When a country runs a deficit, in the Trump administration’s way of thinking, the country is losing out on the number of jobs that could be supported if those goods were produced at home. The White House has responded by imposing tariffs on allies and adversaries alike. There are multiple problems that have arisen so far.

First, the administration insists on focusing on the more-negative part of the picture, the one that only takes account of goods. But as a modern and growing service-based economy, the U.S. has a robust services trade surplus that offsets some of the deficit we incur by purchasing goods that aren’t as efficiently produced domestically. The service economy generates jobs and income just as surely as the goods economy does. Just ask any computer programmer, doctor or teacher.

Second, by applying tariffs on friends and adversaries alike, the administration badly damages its ability to make progress on other problems. U.S. companies have a legitimate point when they complain about China stealing their intellectual property.

We’ll have a much better chance of addressing that problem if we can build a broad international coalition of like-minded countries. But how willing will our typical allies be to work with us if we’ve just smacked them in the face with tariffs on their aluminum and steel? Not so much.

Third, Trump’s trade policy suggests a much more simplistic trade network than the complicated reality of globalization. Tariffs won’t just punish the target country.

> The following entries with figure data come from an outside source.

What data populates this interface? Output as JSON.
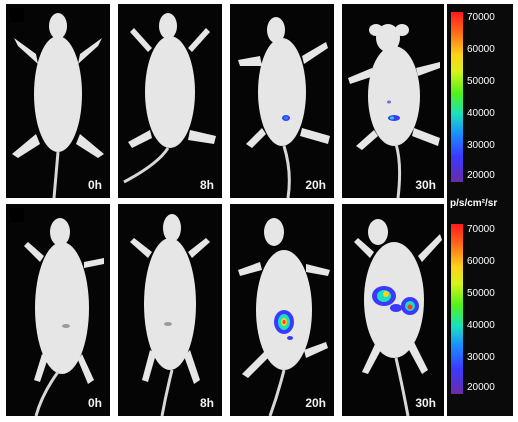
{
  "rows": [
    {
      "panels": [
        {
          "time": "0h",
          "signal": "none"
        },
        {
          "time": "8h",
          "signal": "none"
        },
        {
          "time": "20h",
          "signal": "small"
        },
        {
          "time": "30h",
          "signal": "small"
        }
      ]
    },
    {
      "panels": [
        {
          "time": "0h",
          "signal": "none"
        },
        {
          "time": "8h",
          "signal": "none"
        },
        {
          "time": "20h",
          "signal": "medium"
        },
        {
          "time": "30h",
          "signal": "large"
        }
      ]
    }
  ],
  "scales": [
    {
      "ticks": [
        "70000",
        "60000",
        "50000",
        "40000",
        "30000",
        "20000"
      ]
    },
    {
      "ticks": [
        "70000",
        "60000",
        "50000",
        "40000",
        "30000",
        "20000"
      ]
    }
  ],
  "unit": "p/s/cm²/sr",
  "colors": {
    "background": "#050505",
    "mouse": "#e6e6e6",
    "signal_low": "#3a3aff",
    "signal_mid": "#1ae0c0",
    "signal_high": "#ff3a1a"
  }
}
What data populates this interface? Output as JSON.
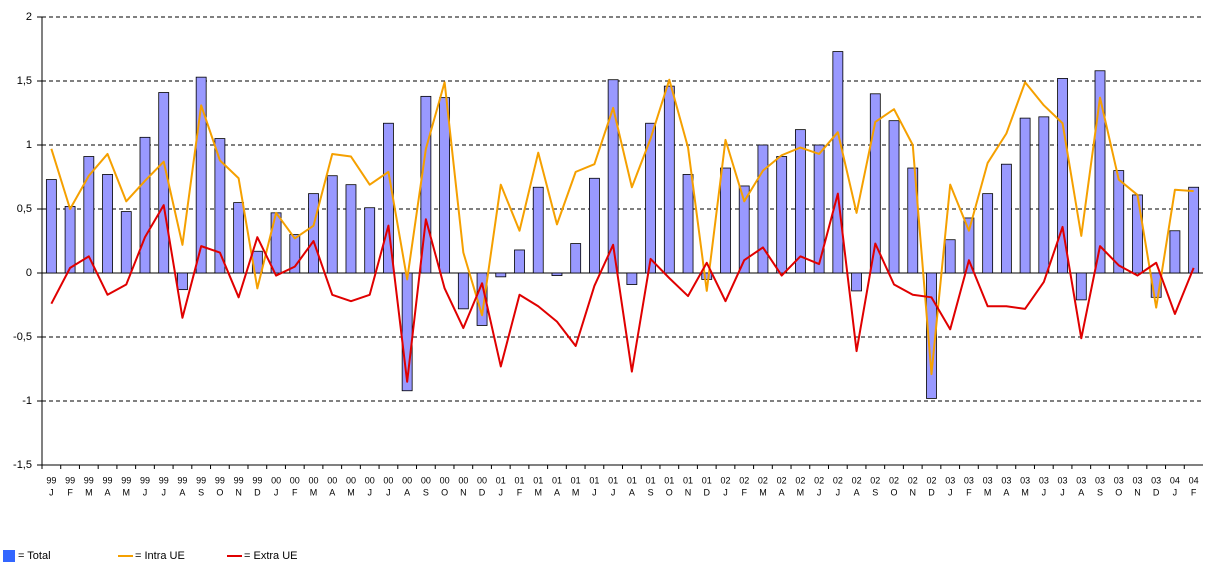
{
  "chart_data": {
    "type": "bar-line",
    "categories": [
      {
        "year": "99",
        "month": "J"
      },
      {
        "year": "99",
        "month": "F"
      },
      {
        "year": "99",
        "month": "M"
      },
      {
        "year": "99",
        "month": "A"
      },
      {
        "year": "99",
        "month": "M"
      },
      {
        "year": "99",
        "month": "J"
      },
      {
        "year": "99",
        "month": "J"
      },
      {
        "year": "99",
        "month": "A"
      },
      {
        "year": "99",
        "month": "S"
      },
      {
        "year": "99",
        "month": "O"
      },
      {
        "year": "99",
        "month": "N"
      },
      {
        "year": "99",
        "month": "D"
      },
      {
        "year": "00",
        "month": "J"
      },
      {
        "year": "00",
        "month": "F"
      },
      {
        "year": "00",
        "month": "M"
      },
      {
        "year": "00",
        "month": "A"
      },
      {
        "year": "00",
        "month": "M"
      },
      {
        "year": "00",
        "month": "J"
      },
      {
        "year": "00",
        "month": "J"
      },
      {
        "year": "00",
        "month": "A"
      },
      {
        "year": "00",
        "month": "S"
      },
      {
        "year": "00",
        "month": "O"
      },
      {
        "year": "00",
        "month": "N"
      },
      {
        "year": "00",
        "month": "D"
      },
      {
        "year": "01",
        "month": "J"
      },
      {
        "year": "01",
        "month": "F"
      },
      {
        "year": "01",
        "month": "M"
      },
      {
        "year": "01",
        "month": "A"
      },
      {
        "year": "01",
        "month": "M"
      },
      {
        "year": "01",
        "month": "J"
      },
      {
        "year": "01",
        "month": "J"
      },
      {
        "year": "01",
        "month": "A"
      },
      {
        "year": "01",
        "month": "S"
      },
      {
        "year": "01",
        "month": "O"
      },
      {
        "year": "01",
        "month": "N"
      },
      {
        "year": "01",
        "month": "D"
      },
      {
        "year": "02",
        "month": "J"
      },
      {
        "year": "02",
        "month": "F"
      },
      {
        "year": "02",
        "month": "M"
      },
      {
        "year": "02",
        "month": "A"
      },
      {
        "year": "02",
        "month": "M"
      },
      {
        "year": "02",
        "month": "J"
      },
      {
        "year": "02",
        "month": "J"
      },
      {
        "year": "02",
        "month": "A"
      },
      {
        "year": "02",
        "month": "S"
      },
      {
        "year": "02",
        "month": "O"
      },
      {
        "year": "02",
        "month": "N"
      },
      {
        "year": "02",
        "month": "D"
      },
      {
        "year": "03",
        "month": "J"
      },
      {
        "year": "03",
        "month": "F"
      },
      {
        "year": "03",
        "month": "M"
      },
      {
        "year": "03",
        "month": "A"
      },
      {
        "year": "03",
        "month": "M"
      },
      {
        "year": "03",
        "month": "J"
      },
      {
        "year": "03",
        "month": "J"
      },
      {
        "year": "03",
        "month": "A"
      },
      {
        "year": "03",
        "month": "S"
      },
      {
        "year": "03",
        "month": "O"
      },
      {
        "year": "03",
        "month": "N"
      },
      {
        "year": "03",
        "month": "D"
      },
      {
        "year": "04",
        "month": "J"
      },
      {
        "year": "04",
        "month": "F"
      }
    ],
    "series": [
      {
        "name": "= Total",
        "kind": "bar",
        "color": "#9999ff",
        "values": [
          0.73,
          0.52,
          0.91,
          0.77,
          0.48,
          1.06,
          1.41,
          -0.13,
          1.53,
          1.05,
          0.55,
          0.17,
          0.47,
          0.3,
          0.62,
          0.76,
          0.69,
          0.51,
          1.17,
          -0.92,
          1.38,
          1.37,
          -0.28,
          -0.41,
          -0.03,
          0.18,
          0.67,
          -0.02,
          0.23,
          0.74,
          1.51,
          -0.09,
          1.17,
          1.46,
          0.77,
          -0.05,
          0.82,
          0.68,
          1.0,
          0.91,
          1.12,
          1.0,
          1.73,
          -0.14,
          1.4,
          1.19,
          0.82,
          -0.98,
          0.26,
          0.43,
          0.62,
          0.85,
          1.21,
          1.22,
          1.52,
          -0.21,
          1.58,
          0.8,
          0.61,
          -0.19,
          0.33,
          0.67
        ]
      },
      {
        "name": "= Intra UE",
        "kind": "line",
        "color": "#f5a000",
        "values": [
          0.97,
          0.5,
          0.76,
          0.93,
          0.56,
          0.72,
          0.87,
          0.22,
          1.31,
          0.88,
          0.74,
          -0.12,
          0.47,
          0.27,
          0.37,
          0.93,
          0.91,
          0.69,
          0.79,
          -0.05,
          0.97,
          1.49,
          0.16,
          -0.33,
          0.69,
          0.33,
          0.94,
          0.38,
          0.79,
          0.85,
          1.29,
          0.67,
          1.05,
          1.51,
          0.98,
          -0.14,
          1.04,
          0.56,
          0.8,
          0.92,
          0.98,
          0.93,
          1.1,
          0.47,
          1.18,
          1.28,
          1.0,
          -0.79,
          0.69,
          0.33,
          0.86,
          1.09,
          1.49,
          1.31,
          1.17,
          0.29,
          1.37,
          0.73,
          0.61,
          -0.27,
          0.65,
          0.64
        ]
      },
      {
        "name": "= Extra UE",
        "kind": "line",
        "color": "#e00000",
        "values": [
          -0.24,
          0.04,
          0.13,
          -0.17,
          -0.09,
          0.28,
          0.53,
          -0.35,
          0.21,
          0.16,
          -0.19,
          0.28,
          -0.02,
          0.05,
          0.25,
          -0.17,
          -0.22,
          -0.17,
          0.37,
          -0.85,
          0.42,
          -0.12,
          -0.43,
          -0.08,
          -0.73,
          -0.17,
          -0.26,
          -0.38,
          -0.57,
          -0.1,
          0.22,
          -0.77,
          0.11,
          -0.04,
          -0.18,
          0.08,
          -0.22,
          0.1,
          0.2,
          -0.02,
          0.13,
          0.07,
          0.62,
          -0.61,
          0.23,
          -0.09,
          -0.17,
          -0.19,
          -0.44,
          0.1,
          -0.26,
          -0.26,
          -0.28,
          -0.07,
          0.36,
          -0.51,
          0.21,
          0.06,
          -0.02,
          0.08,
          -0.32,
          0.04
        ]
      }
    ],
    "ylim": [
      -1.5,
      2
    ],
    "yticks": [
      {
        "value": -1.5,
        "label": "-1,5"
      },
      -1,
      {
        "value": -0.5,
        "label": "-0,5"
      },
      0,
      {
        "value": 0.5,
        "label": "0,5"
      },
      1,
      {
        "value": 1.5,
        "label": "1,5"
      },
      2
    ],
    "grid": true,
    "legend": "bottom-left"
  }
}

They will ripple throughout global supply chains and, in many cases, eventually come back to hurt us. As Jared Bernstein, Vice President Joe Biden’s chief economist, recently wrote in the Washington Post, “Globalization is an omelet that can’t be unscrambled.”

Thus, when the Trump administration levies duties on foreign intermediate goods, such as steel and aluminum, which show up in everything from food cans to airplanes, American manufacturers who use those intermediate goods will try to pass on the tariff to consumers. This means that the prices of the goods we buy domestically rise. Our manufacturers also become less competitive internationally when they try to sell their products to overseas customers.

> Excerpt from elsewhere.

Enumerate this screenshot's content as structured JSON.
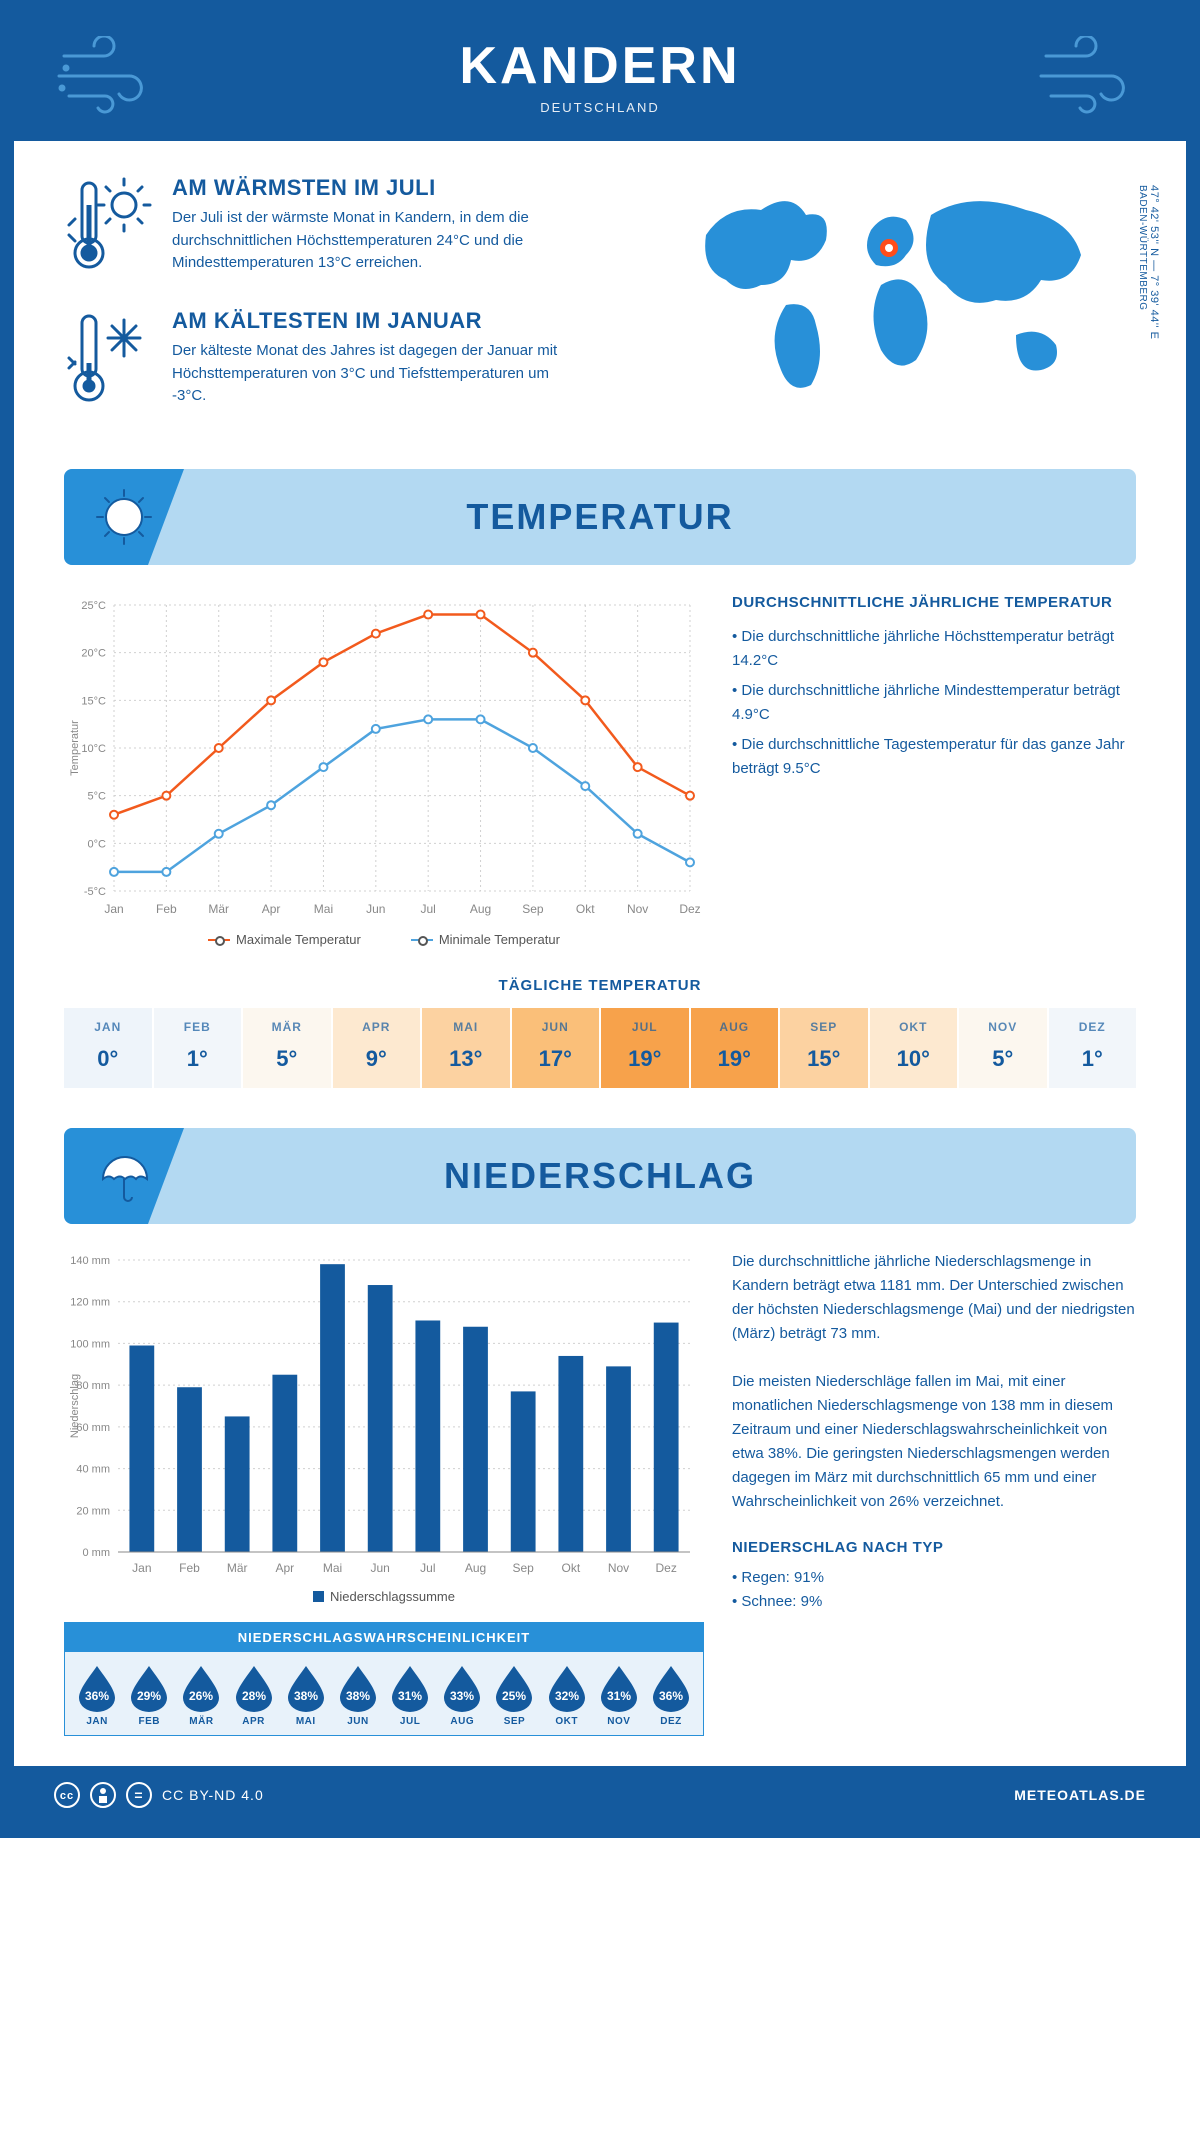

Lately, the U.S. has been exporting vast quantities of raw soybeans to China and importing vast quantities of soybean-based food products. In the wake of the 25 percent retaliatory tariffs that China has imposed on American soybeans, Chinese firms will likely transition to slightly more expensive Brazilian soybeans, which would increase our food prices if we continue to purchase soybean-based foods from China.

Losing market share to Brazil would also hurt American farmers, many of which are in Trump country. All in all, the marginal price increases and market distortions the U.S. causes domestically by its own tariffs (and retaliations thereof) could do much to dampen growth in our currently-thriving macroeconomy, which would have commensurate implications for jobs.

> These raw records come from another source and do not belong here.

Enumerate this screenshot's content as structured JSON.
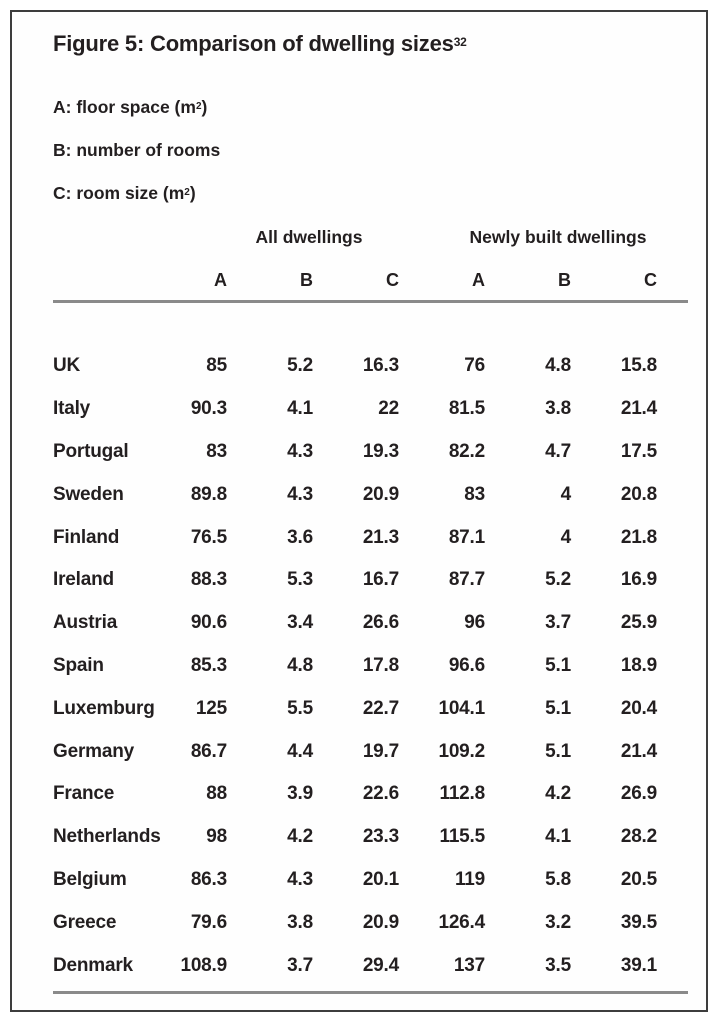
{
  "figure": {
    "title": "Figure 5: Comparison of dwelling sizes",
    "title_superscript": "32"
  },
  "legend": [
    {
      "label": "A:",
      "text": " floor space (m",
      "superscript": "2",
      "close": ")"
    },
    {
      "label": "B:",
      "text": " number of rooms",
      "superscript": "",
      "close": ""
    },
    {
      "label": "C:",
      "text": " room size (m",
      "superscript": "2",
      "close": ")"
    }
  ],
  "table": {
    "group_headers": [
      "All dwellings",
      "Newly built dwellings"
    ],
    "column_letters": [
      "A",
      "B",
      "C",
      "A",
      "B",
      "C"
    ],
    "rows": [
      {
        "country": "UK",
        "values": [
          "85",
          "5.2",
          "16.3",
          "76",
          "4.8",
          "15.8"
        ]
      },
      {
        "country": "Italy",
        "values": [
          "90.3",
          "4.1",
          "22",
          "81.5",
          "3.8",
          "21.4"
        ]
      },
      {
        "country": "Portugal",
        "values": [
          "83",
          "4.3",
          "19.3",
          "82.2",
          "4.7",
          "17.5"
        ]
      },
      {
        "country": "Sweden",
        "values": [
          "89.8",
          "4.3",
          "20.9",
          "83",
          "4",
          "20.8"
        ]
      },
      {
        "country": "Finland",
        "values": [
          "76.5",
          "3.6",
          "21.3",
          "87.1",
          "4",
          "21.8"
        ]
      },
      {
        "country": "Ireland",
        "values": [
          "88.3",
          "5.3",
          "16.7",
          "87.7",
          "5.2",
          "16.9"
        ]
      },
      {
        "country": "Austria",
        "values": [
          "90.6",
          "3.4",
          "26.6",
          "96",
          "3.7",
          "25.9"
        ]
      },
      {
        "country": "Spain",
        "values": [
          "85.3",
          "4.8",
          "17.8",
          "96.6",
          "5.1",
          "18.9"
        ]
      },
      {
        "country": "Luxemburg",
        "values": [
          "125",
          "5.5",
          "22.7",
          "104.1",
          "5.1",
          "20.4"
        ]
      },
      {
        "country": "Germany",
        "values": [
          "86.7",
          "4.4",
          "19.7",
          "109.2",
          "5.1",
          "21.4"
        ]
      },
      {
        "country": "France",
        "values": [
          "88",
          "3.9",
          "22.6",
          "112.8",
          "4.2",
          "26.9"
        ]
      },
      {
        "country": "Netherlands",
        "values": [
          "98",
          "4.2",
          "23.3",
          "115.5",
          "4.1",
          "28.2"
        ]
      },
      {
        "country": "Belgium",
        "values": [
          "86.3",
          "4.3",
          "20.1",
          "119",
          "5.8",
          "20.5"
        ]
      },
      {
        "country": "Greece",
        "values": [
          "79.6",
          "3.8",
          "20.9",
          "126.4",
          "3.2",
          "39.5"
        ]
      },
      {
        "country": "Denmark",
        "values": [
          "108.9",
          "3.7",
          "29.4",
          "137",
          "3.5",
          "39.1"
        ]
      }
    ]
  },
  "colors": {
    "text": "#231f20",
    "rule": "#8a8a8a",
    "border": "#3d3d3d",
    "background": "#fefefe"
  }
}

Trump may paint the U.S. as a casualty of unfair trade deals negotiated by scheming foreigners, but the reality is that at the present moment, it is his policies that are distorting the market and making life more difficult and expensive for American families.

It is also troubling that he believes he can negotiate trade deals favorable to the U.S. while continuing to instigate half-baked attacks against some of our most important trading partners.